Image Alt

Ontario Erectors Association

Feds should evidence-based decision on steel products: Canadian Steel Coalition | ontario construction report

Adriana Valentina

August 18, 2018

The Canadian Coalition for Construction Steel (CCCS) is urging the federal government to make an evidence-based decision on any new action on imported steel products.

According to the coalition, changes could create steel shortages for the Canadian construction industry, impact major building projects, and put more than 60,000 jobs at risk in the construction sector alone.

The government had announced that it was considering whether to impose new trade measures known as “safeguards,” limiting steel imports by way of tariffs and/or quotas. The government now says that it will conduct 15 days of formal consultations before making any decision.

“We had urged the Government of Canada to engage in broad-based consultations before taking any new action, and we look forward to engaging constructively on this critical issue.  We are confident that when the government has all the evidence, it will conclude that steel production in Canada is not at risk. Even if that changes at some point, there are already ample restrictions for unfairly traded steel,” CCCS legal counsel Jesse Goldman said in a statement.
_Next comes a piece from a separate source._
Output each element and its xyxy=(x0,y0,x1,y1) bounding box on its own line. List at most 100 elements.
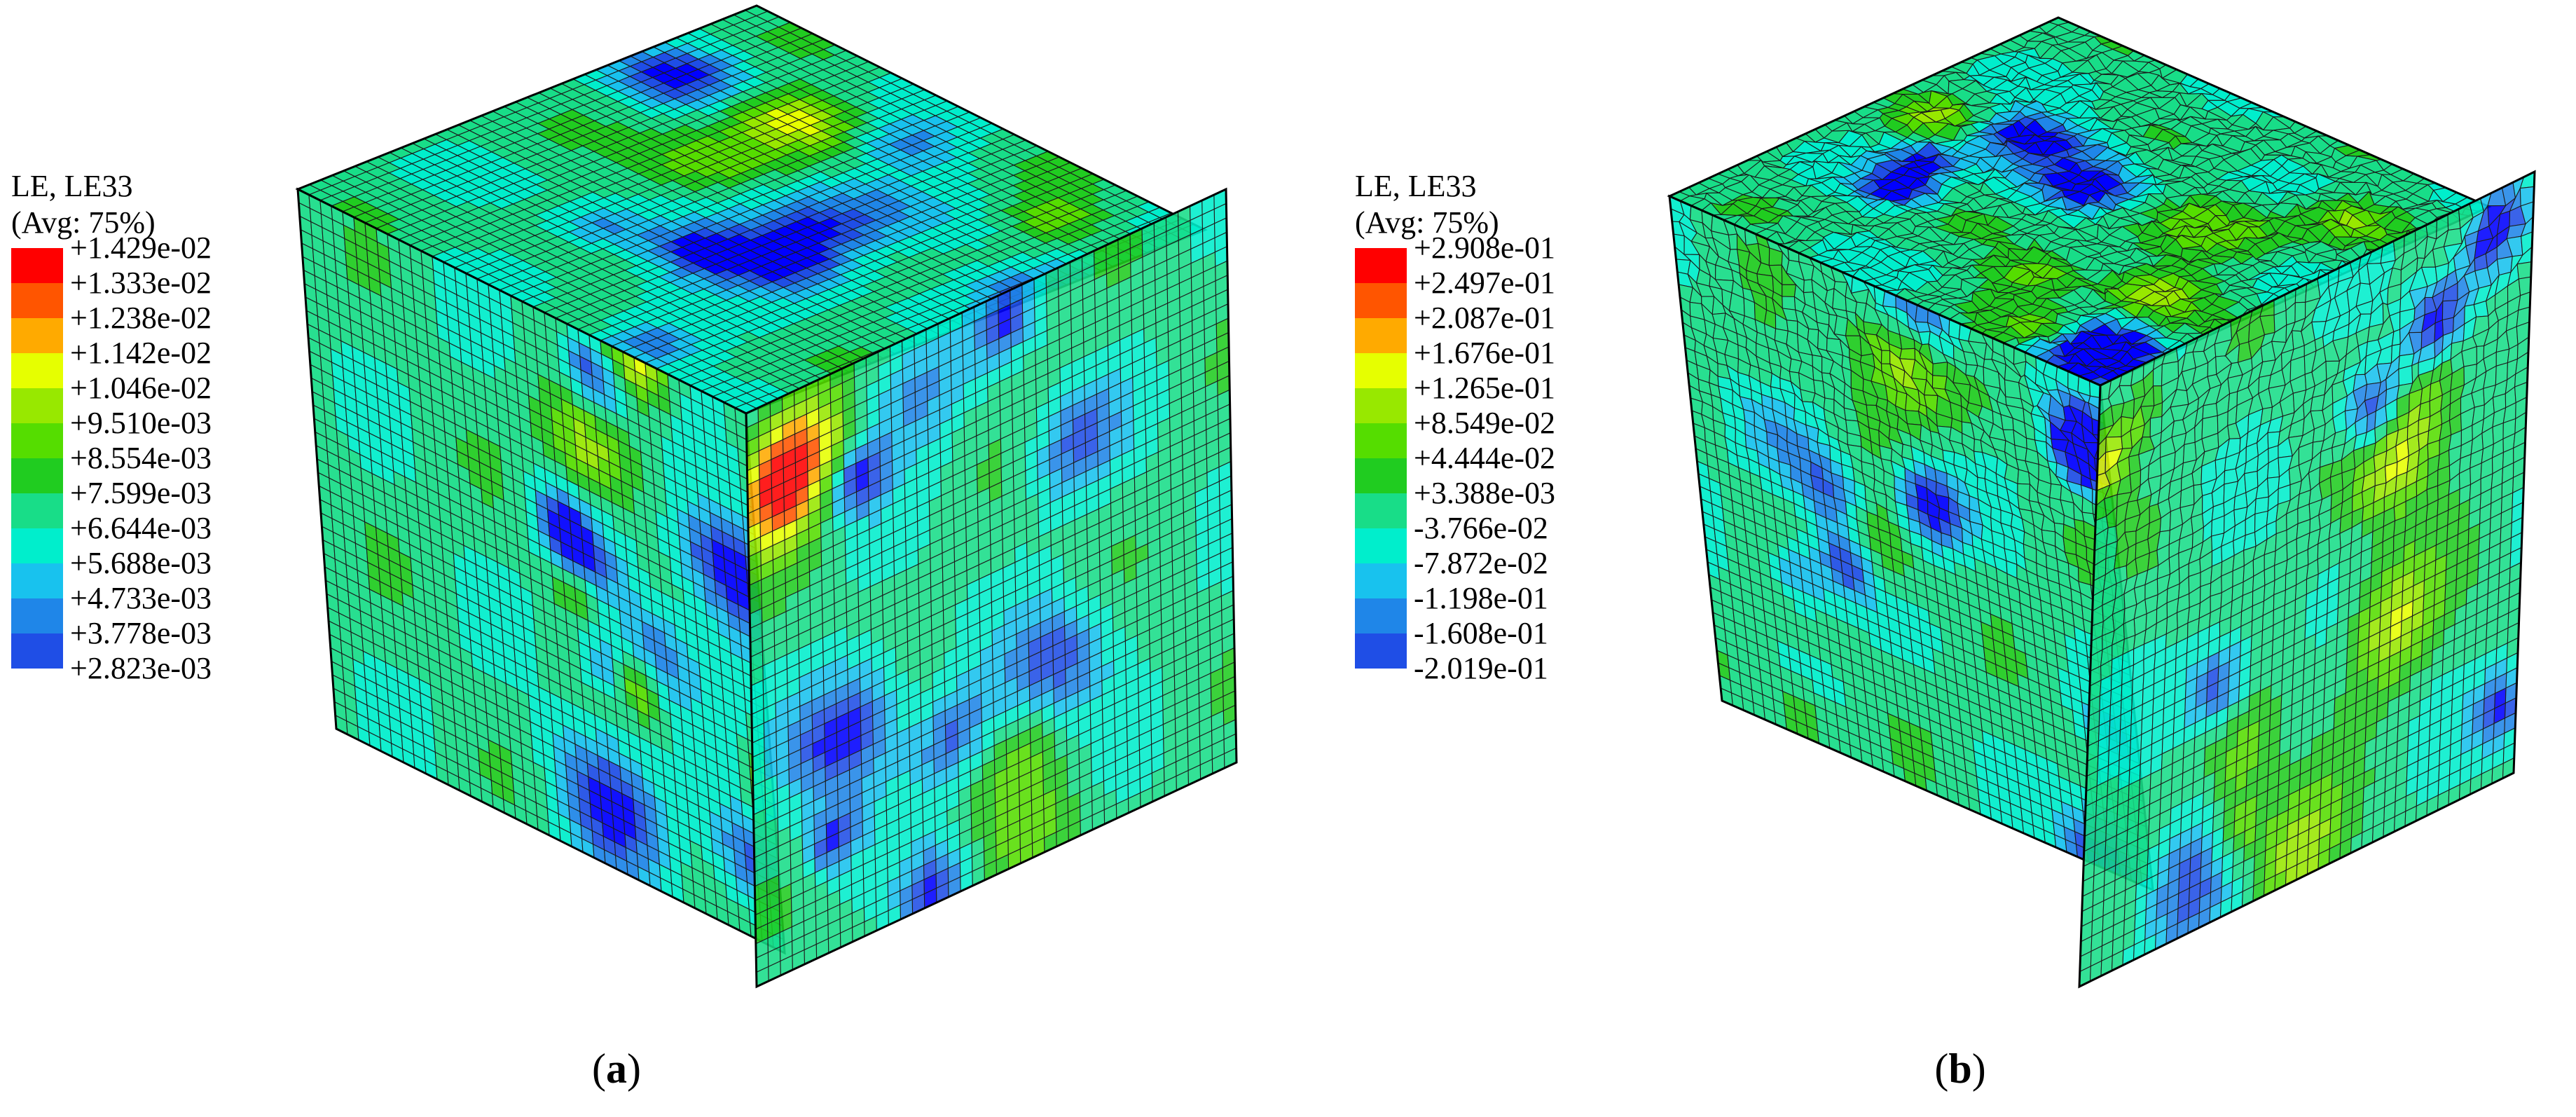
legend-scale: +1.429e-02 +1.333e-02 +1.238e-02 +1.142e-02… xyxy=(11,231,212,685)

Goldman added: “We are certain that – in the broader public interest of all Canadians – the government will make an evidence-based decision that balances the interests of producers and users. No government would put in peril the country’s construction sector that is vital to the national economy, employing nearly 1.2 million Canadians from coast to coast, including 500,000 unionized tradespeople.”

Goldman says that any safeguards need to ensure an adequate supply of construction steel.

In a press statement the CCCS said that “stability of supply has long been vital to the construction industry, as the mills in Canada have the capacity to supply only about 50 per cent of domestic demand for construction steel. Historically, roughly half the balance has come from the U.S., and the rest from outside North America.”